The commonwealth of Massachusetts is also considering how the pandemic will affect the way residents live and work. “It is critical that we understand these shifts—and lean into what this reset means—so that we create the community-building, housing, economic development, and transportation programs that align with these changes,” the Office of the Governor wrote in its recently released RFR. It is seeking a “comprehensive impact study” that identifies “significant trends driven by the response to the pandemic, the likely short and long-term impact of those trends across multiple future scenarios, drivers of those scenarios, and policy guideposts along the way.”

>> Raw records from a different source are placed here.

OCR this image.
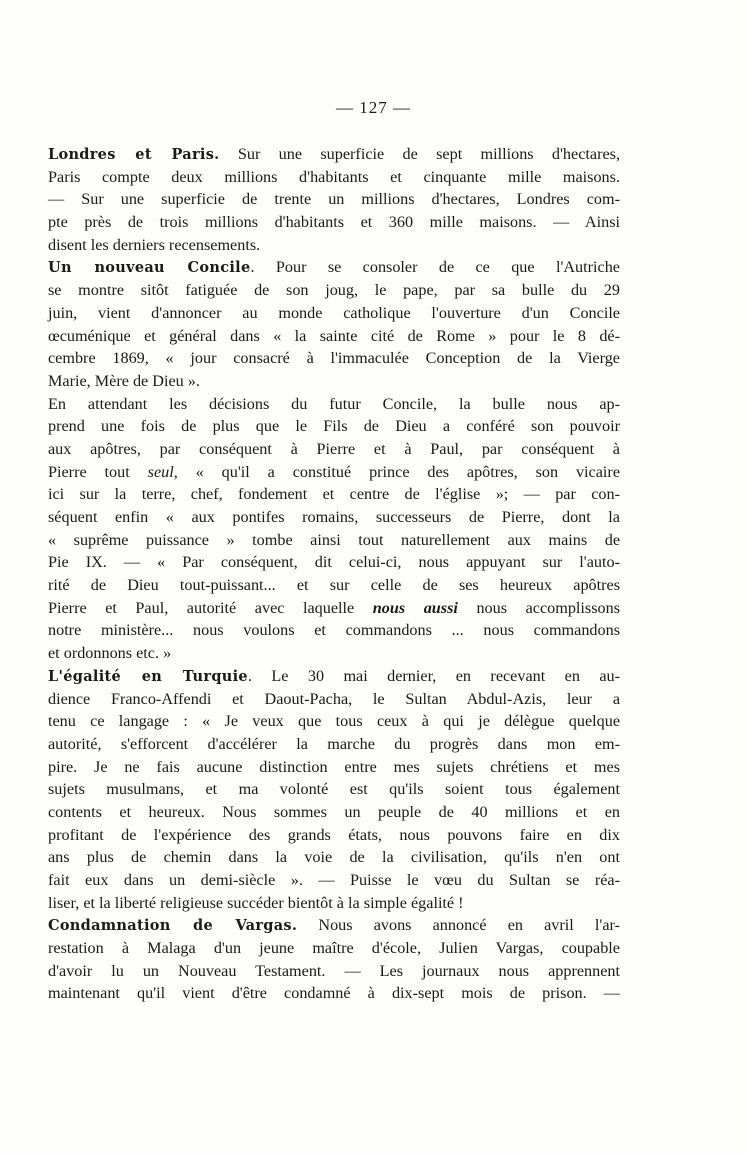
— 127 —
Londres et Paris. Sur une superficie de sept millions d'hectares,
Paris compte deux millions d'habitants et cinquante mille maisons.
— Sur une superficie de trente un millions d'hectares, Londres com-
pte près de trois millions d'habitants et 360 mille maisons. — Ainsi
disent les derniers recensements.
Un nouveau Concile. Pour se consoler de ce que l'Autriche
se montre sitôt fatiguée de son joug, le pape, par sa bulle du 29
juin, vient d'annoncer au monde catholique l'ouverture d'un Concile
œcuménique et général dans « la sainte cité de Rome » pour le 8 dé-
cembre 1869, « jour consacré à l'immaculée Conception de la Vierge
Marie, Mère de Dieu ».
En attendant les décisions du futur Concile, la bulle nous ap-
prend une fois de plus que le Fils de Dieu a conféré son pouvoir
aux apôtres, par conséquent à Pierre et à Paul, par conséquent à
Pierre tout seul, « qu'il a constitué prince des apôtres, son vicaire
ici sur la terre, chef, fondement et centre de l'église »; — par con-
séquent enfin « aux pontifes romains, successeurs de Pierre, dont la
« suprême puissance » tombe ainsi tout naturellement aux mains de
Pie IX. — « Par conséquent, dit celui-ci, nous appuyant sur l'auto-
rité de Dieu tout-puissant... et sur celle de ses heureux apôtres
Pierre et Paul, autorité avec laquelle nous aussi nous accomplissons
notre ministère... nous voulons et commandons ... nous commandons
et ordonnons etc. »
L'égalité en Turquie. Le 30 mai dernier, en recevant en au-
dience Franco-Affendi et Daout-Pacha, le Sultan Abdul-Azis, leur a
tenu ce langage : « Je veux que tous ceux à qui je délègue quelque
autorité, s'efforcent d'accélérer la marche du progrès dans mon em-
pire. Je ne fais aucune distinction entre mes sujets chrétiens et mes
sujets musulmans, et ma volonté est qu'ils soient tous également
contents et heureux. Nous sommes un peuple de 40 millions et en
profitant de l'expérience des grands états, nous pouvons faire en dix
ans plus de chemin dans la voie de la civilisation, qu'ils n'en ont
fait eux dans un demi-siècle ». — Puisse le vœu du Sultan se réa-
liser, et la liberté religieuse succéder bientôt à la simple égalité !
Condamnation de Vargas. Nous avons annoncé en avril l'ar-
restation à Malaga d'un jeune maître d'école, Julien Vargas, coupable
d'avoir lu un Nouveau Testament. — Les journaux nous apprennent
maintenant qu'il vient d'être condamné à dix-sept mois de prison. —
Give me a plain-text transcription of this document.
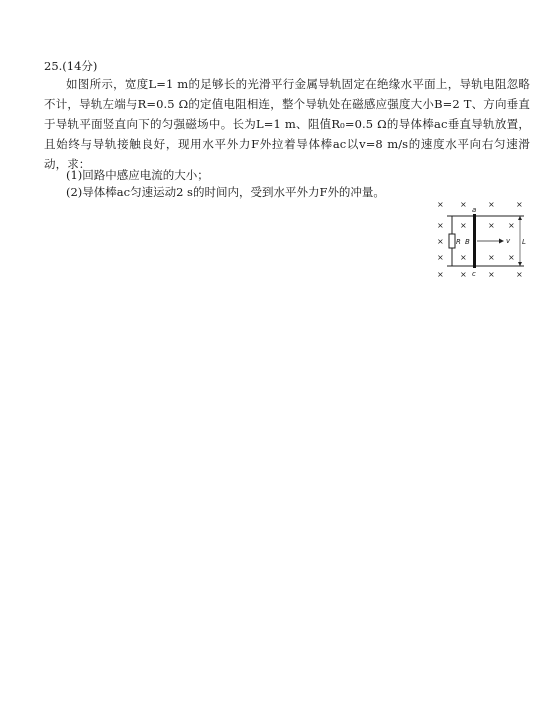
25.(14分)
如图所示，宽度L=1 m的足够长的光滑平行金属导轨固定在绝缘水平面上，导轨电阻忽略不计，导轨左端与R=0.5 Ω的定值电阻相连，整个导轨处在磁感应强度大小B=2 T、方向垂直于导轨平面竖直向下的匀强磁场中。长为L=1 m、阻值R₀=0.5 Ω的导体棒ac垂直导轨放置，且始终与导轨接触良好，现用水平外力F外拉着导体棒ac以v=8 m/s的速度水平向右匀速滑动，求：
(1)回路中感应电流的大小；
(2)导体棒ac匀速运动2 s的时间内，受到水平外力F外的冲量。
× ×	×	×
R B
a
c
v L
× ×	× ×
×
× ×	× ×
× ×	×	×
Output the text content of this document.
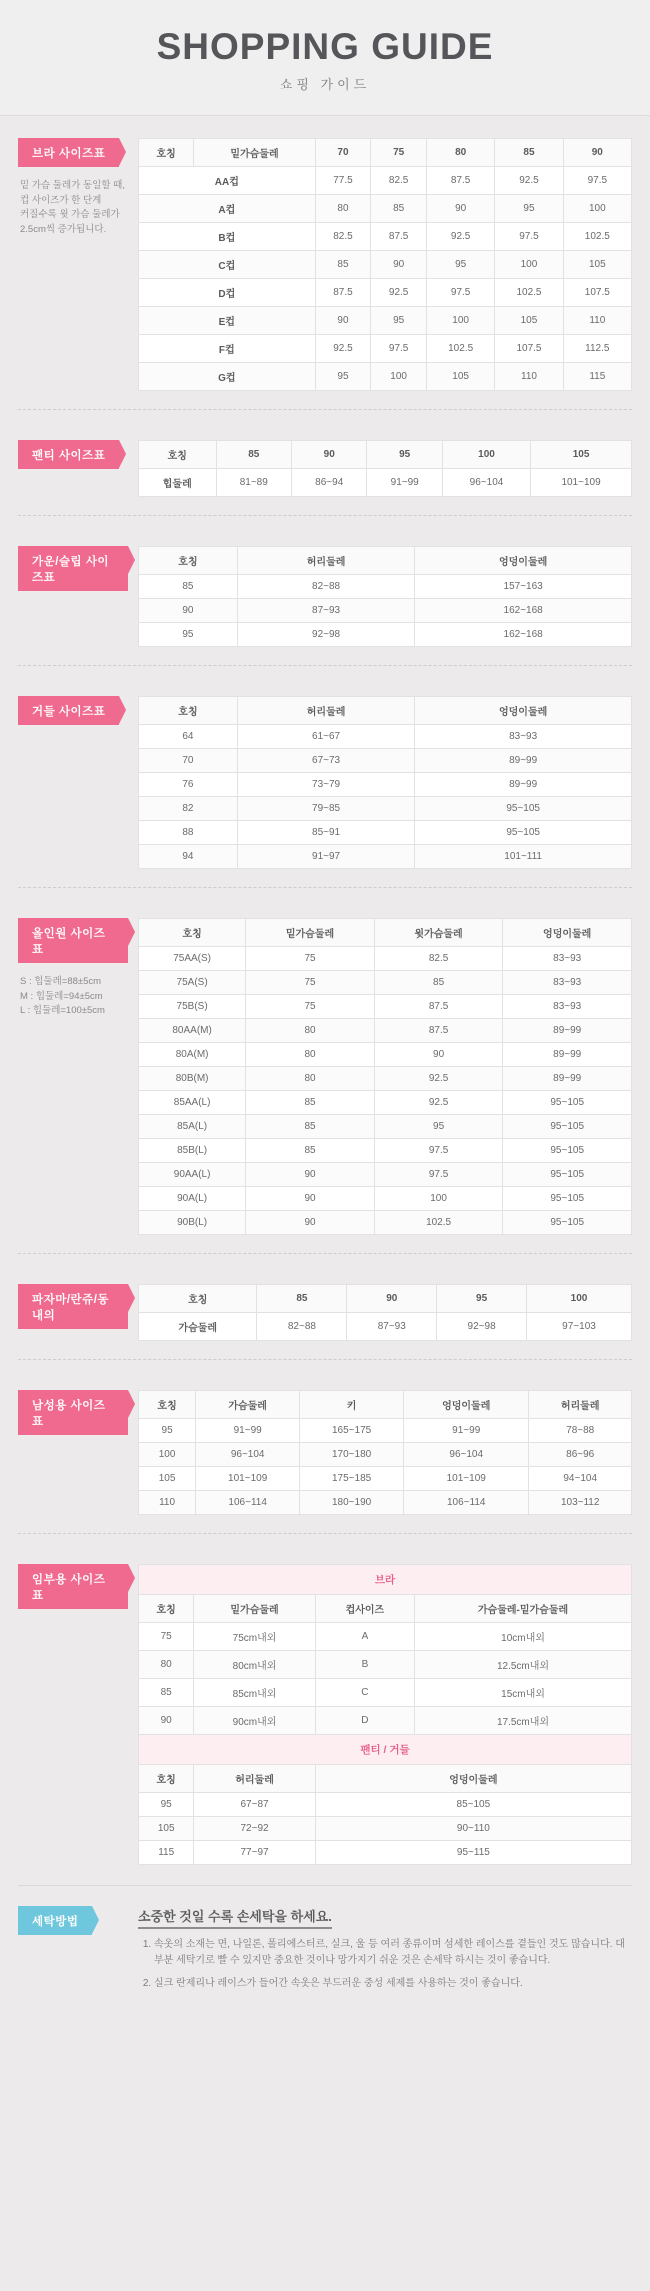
SHOPPING GUIDE
쇼핑 가이드
브라 사이즈표
밑 가슴 둘레가 동일할 때,
컵 사이즈가 한 단계
커질수록 윗 가슴 둘레가
2.5cm씩 증가됩니다.
호칭	밑가슴둘레	70	75	80	85	90
AA컵		77.5	82.5	87.5	92.5	97.5
A컵		80	85	90	95	100
B컵		82.5	87.5	92.5	97.5	102.5
C컵		85	90	95	100	105
D컵		87.5	92.5	97.5	102.5	107.5
E컵		90	95	100	105	110
F컵		92.5	97.5	102.5	107.5	112.5
G컵		95	100	105	110	115
팬티 사이즈표	호칭	85	90	95	100	105
힙둘레	81~89	86~94	91~99	96~104	101~109
가운/슬립 사이즈표
호칭	허리둘레	엉덩이둘레
85	82~88	157~163
90	87~93	162~168
95	92~98	162~168
거들 사이즈표	호칭	허리둘레	엉덩이둘레
64	61~67	83~93
70	67~73	89~99
76	73~79	89~99
82	79~85	95~105
88	85~91	95~105
94	91~97	101~111
올인원 사이즈표
S : 힙둘레=88±5cm
M : 힙둘레=94±5cm
L : 힙둘레=100±5cm
호칭	밑가슴둘레	윗가슴둘레	엉덩이둘레
75AA(S)	75	82.5	83~93
75A(S)	75	85	83~93
75B(S)	75	87.5	83~93
80AA(M)	80	87.5	89~99
80A(M)	80	90	89~99
80B(M)	80	92.5	89~99
85AA(L)	85	92.5	95~105
85A(L)	85	95	95~105
85B(L)	85	97.5	95~105
90AA(L)	90	97.5	95~105
90A(L)	90	100	95~105
90B(L)	90	102.5	95~105
파자마/란쥬/동내의
호칭	85	90	95	100
가슴둘레	82~88	87~93	92~98	97~103
남성용 사이즈표
호칭	가슴둘레	키	엉덩이둘레	허리둘레
95	91~99	165~175	91~99	78~88
100	96~104	170~180	96~104	86~96
105	101~109	175~185	101~109	94~104
110	106~114	180~190	106~114	103~112
임부용 사이즈표
브라			
호칭	밑가슴둘레	컵사이즈	가슴둘레-밑가슴둘레
75	75cm내외	A	10cm내외
80	80cm내외	B	12.5cm내외
85	85cm내외	C	15cm내외
90	90cm내외	D	17.5cm내외
팬티 / 거들			
호칭	허리둘레	엉덩이둘레	
95	67~87	85~105	
105	72~92	90~110	
115	77~97	95~115	
세탁방법	소중한 것일 수록 손세탁을 하세요.
1. 속옷의 소재는 면, 나일론, 폴리에스터르, 실크, 울 등 여러 종류이며 섬세한 레이스를 곁들인 것도 많습니다. 대부분 세탁기로 빨 수 있지만 중요한 것이나 망가지기 쉬운 것은 손세탁 하시는 것이 좋습니다.
2. 실크 란제리나 레이스가 들어간 속옷은 부드러운 중성 세제를 사용하는 것이 좋습니다.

Among the insights the commonwealth is looking for the study to provide: “the evolving impact of the Covid-19 pandemic on the population size, workforce, real estate, demographics, locations, and behaviors in Massachusetts”; impacts on state revenue based on potential future scenarios, and potential policy responses to those impacts; the impact of permanent increased e-commerce deliveries on transportation networks (freight, secondary roads); and the impact of various future work scenarios on MBTA ridership (commuter rail, bus, and heavy rail), commuting patterns and volume. The RFR deadline is March 1.